We wearily shouldered our packs once again, marched south a little less than a mile and picked out a campsite for the night.  Just as we made ourselves comfortable, a train of a dozen mules bearing riders from the North Rim passed by on the other side of the Bright Angel.  More hikers trickled in from both directions, and the site quickly filled up.

Wildlife through the canyon had been abundant, even here mule deer wandered right through camp.  We explored the nearby raft landing beach on the Colorado, encountering more mule deer.  From there we had a good look at the ascent - 9 miles which seemed to go straight up.  Back at camp, we took a quick siesta, and then left plenty early for the walk back to the cantina.  Dinner was served family style, and we hungrily devoured our steaks and all the sides we could get our hands on.  Nothing went to waste!  During dinner, an older woman who had just come down the trail had a feinting spell.  She was alright after a minute, and the proprietor said this was a fairly common occurrence, even in the mild fall months.  Another reminder to rest often and always hydrate!

Laying under the stars once again that night, sleep was elusive.  The moon was as bright as ever, and our neighbors took awhile to quiet down.  Several of the less considerate campers had a bad habit of shining their headlamps with reckless abandon, usually directly in our faces as they stumbled around looking for their campsite.  But after a few hours of shut eye, we were up again just as the sky began to lighten.

Thursday Oct 20th

Tightening down our packs for the last time, we took a few minutes to gather ourselves - then off we went.  The next 9 miles would be a grueling endurance battle.  We crossed the bridge over the Colorado, and quickly reached the switchbacks that would take us up the approximately 6000 foot elevation gain.

Despite the brutal incline we passed many groups of travelers, keeping a good pace until we reached Indian Gardens.  This would be the half way point, a good spot for camping if you want to break the climb in two.  This wasn't in the cards for us however, we merely took a 15 minute break for some snacks and to fill our water bottles.  We chatted up other hikers taking a similar break, some headed up, some down - then to keep from freezing in the chill morning air and shade we got on the move again.
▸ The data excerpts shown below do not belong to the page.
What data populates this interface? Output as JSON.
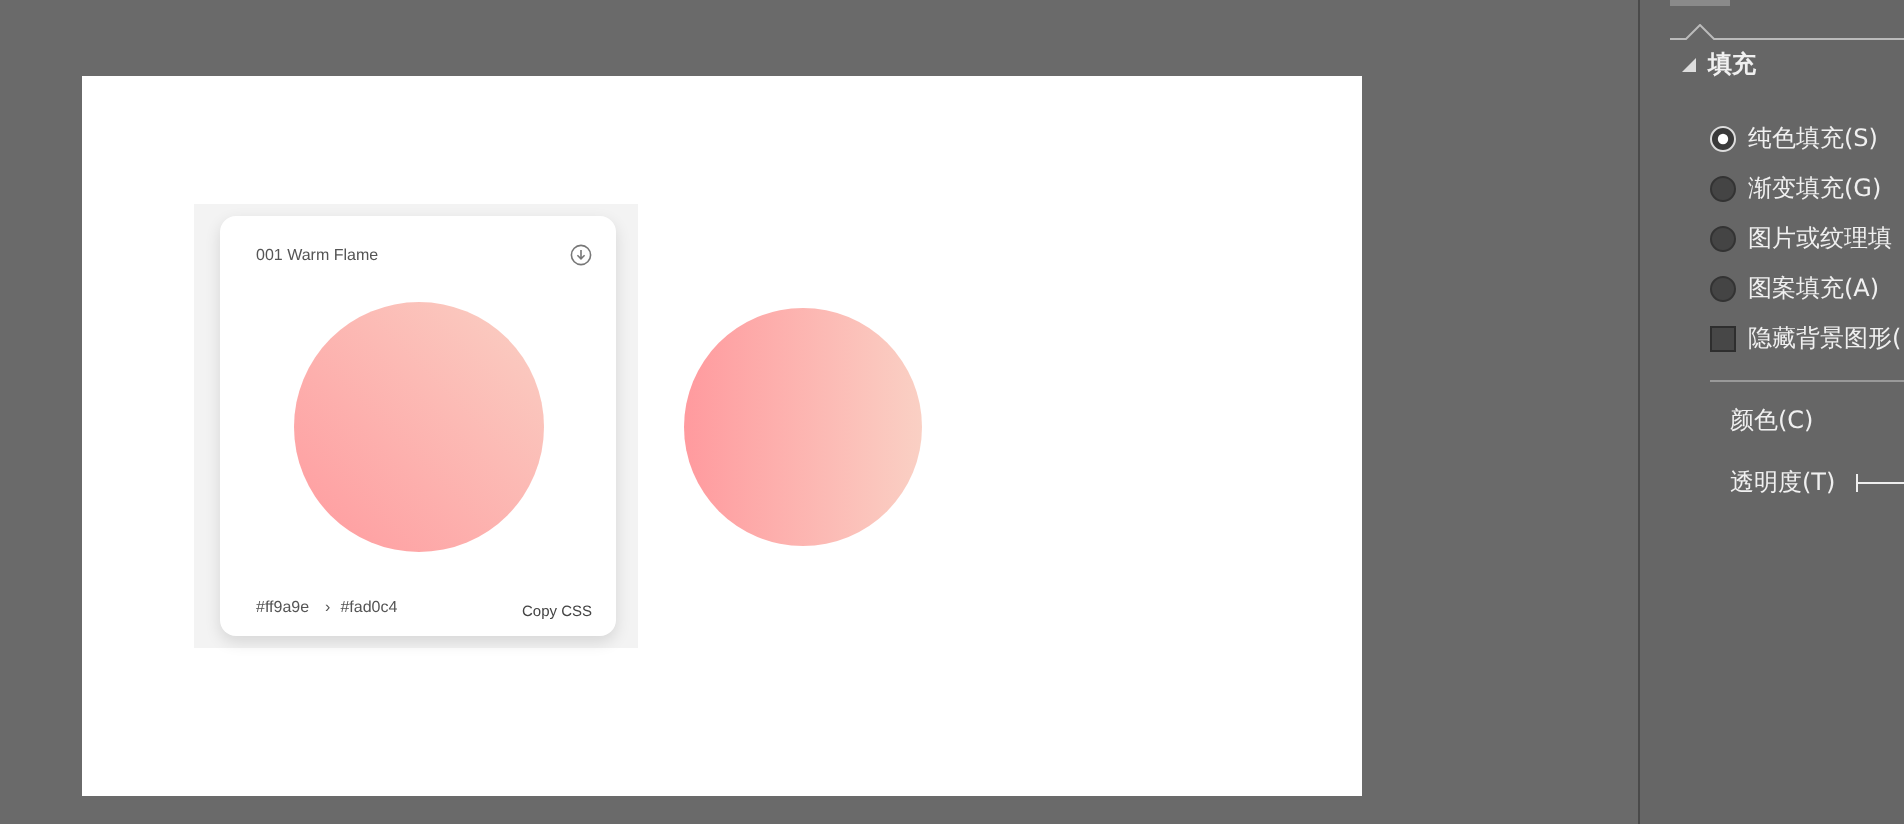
{
  "slide": {
    "card": {
      "title": "001 Warm Flame",
      "gradient_stops": [
        {
          "color": "#ff9a9e"
        },
        {
          "color": "#fad0c4"
        }
      ],
      "from_label": "#ff9a9e",
      "arrow": "›",
      "to_label": "#fad0c4",
      "copy_button": "Copy CSS"
    },
    "preview_circle": {
      "gradient_stops": [
        {
          "color": "#ff9a9e"
        },
        {
          "color": "#fad0c4"
        }
      ]
    }
  },
  "format_panel": {
    "section": {
      "title": "填充",
      "expanded": true
    },
    "fill_options": [
      {
        "kind": "radio",
        "label": "纯色填充(S)",
        "selected": true
      },
      {
        "kind": "radio",
        "label": "渐变填充(G)",
        "selected": false
      },
      {
        "kind": "radio",
        "label": "图片或纹理填",
        "selected": false
      },
      {
        "kind": "radio",
        "label": "图案填充(A)",
        "selected": false
      },
      {
        "kind": "checkbox",
        "label": "隐藏背景图形(",
        "checked": false
      }
    ],
    "color_label": "颜色(C)",
    "transparency_label": "透明度(T)",
    "transparency_slider": {
      "level": 0
    }
  }
}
Soon we found the sunlight again, and began the slow steady slog uphill.  We broke the remaining 4.5 miles into thirds, as there was a rest stop every 1.5 miles.  Jake would invariably beat us to each stop, with Josh just a few minutes behind me.  We would regroup, refresh for a few minutes and then begin again.

This climb truly tested my endurance, and I found myself wishing I had spent more time on cardio training.  The closet thing I have to compare it to is the Upper Yosemite Falls trail, which I thought was actually easier, but the descent there left me a total wreck.  The hiking poles had saved me from serious muscle damage on the North Rim Descent, but the relentless uphill struggle of the South Rim was truly exhausting.  Every step was a test to keep moving.  But we did, all three reuniting at the top for much deserved congratulations.